I have troubles with my CNN. The code runs and my network learns something, but the performance is really poor. The goal is to play the game Connect 4. The network therefor receives a numpy array with the size (batch_size, row, cols, 2). The 2 stands for two channels. In channel one there are all places obtained by player one and on the other channels are all places obtained by player two.
It was up now for a few days but still doesn't manage to recognize horizontal lines. It knows four stones vertical is good, and it also stops the opponent from getting four vertically. But there is 0 awareness of playing four diagonally or horizontally. Do I maybe convolute over the wrong axis? This could be an explanation why it only recognizes those...
Here is the CNN part of my code:
in_x = x = Input((self.observation_space[0], self.observation_space[1], 2)) # stack of own(6x7) and enemy(6x7) field
x = Conv2D(128, 3, padding="same",
kernel_regularizer=l2(1e-4))(x)
x = BatchNormalization(axis=1)(x)
x = Activation("relu")(x)
for _ in range(2):
x = self._build_residual_block(x)
x = Conv2D(filters=1, kernel_size=1, kernel_regularizer=l2(1e-4))(x)
x = BatchNormalization(axis=1)(x)
x = Activation("relu")(x)
x = Flatten()(x)
policy_out = Dense(action_space, kernel_regularizer=l2(1e-4), activation="softmax", name="policy_out")(x)
self.model = Model(in_x, policy_out, name="connect4_model")
self.optimizer = SGD(lr=1e-2, momentum=0.9)
self.model.compile(optimizer=self.optimizer, loss='mse')
def _build_residual_block(self, x):
in_x = x
x = Conv2D(filters=128, kernel_size=3, padding="same",
kernel_regularizer=l2(1e-4))(x)
x = BatchNormalization(axis=1)(x)
x = Activation("relu")(x)
x = Conv2D(filters=128, kernel_size=3, padding="same",
kernel_regularizer=l2(1e-4))(x)
x = BatchNormalization(axis=1)(x)
x = Add()([in_x, x])
x = Activation("relu")(x)
return x
observation_space is (6,7), action space is (7)
EDIT 1: Just found one first huge mistake.
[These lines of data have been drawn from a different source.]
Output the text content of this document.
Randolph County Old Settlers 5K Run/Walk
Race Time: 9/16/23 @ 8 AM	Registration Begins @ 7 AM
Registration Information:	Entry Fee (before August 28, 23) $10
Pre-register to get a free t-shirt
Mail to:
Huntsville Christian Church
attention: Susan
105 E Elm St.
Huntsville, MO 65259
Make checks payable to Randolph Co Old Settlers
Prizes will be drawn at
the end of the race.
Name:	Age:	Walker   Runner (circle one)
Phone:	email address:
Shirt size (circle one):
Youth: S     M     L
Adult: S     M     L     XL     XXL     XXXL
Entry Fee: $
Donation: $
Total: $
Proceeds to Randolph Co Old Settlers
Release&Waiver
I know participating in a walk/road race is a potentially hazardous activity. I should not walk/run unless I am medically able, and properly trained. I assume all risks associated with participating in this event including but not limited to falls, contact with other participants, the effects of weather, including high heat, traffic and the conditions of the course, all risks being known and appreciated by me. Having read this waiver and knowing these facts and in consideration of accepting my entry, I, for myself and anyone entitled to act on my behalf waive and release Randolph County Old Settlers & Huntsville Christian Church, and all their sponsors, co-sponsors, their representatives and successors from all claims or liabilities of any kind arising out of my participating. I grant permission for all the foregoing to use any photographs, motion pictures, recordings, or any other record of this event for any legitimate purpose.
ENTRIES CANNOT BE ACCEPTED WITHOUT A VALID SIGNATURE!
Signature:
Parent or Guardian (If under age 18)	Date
I used the wrong loss. The author defined its own loss. I have used a MSE wich is definitely wrong. The author from the script I copied the network from has one interesting comment:
import keras.backend as K
...
def objective_function_for_policy(y_true, y_pred):
# can use categorical_crossentropy??
return K.sum(-y_true * K.log(y_pred + K.epsilon()), axis=-1)
Is this actually completly the same as categorical_crossentropy? Looks like he wasn't sure either. The epsilon doesn't appear in the crossentropy I know.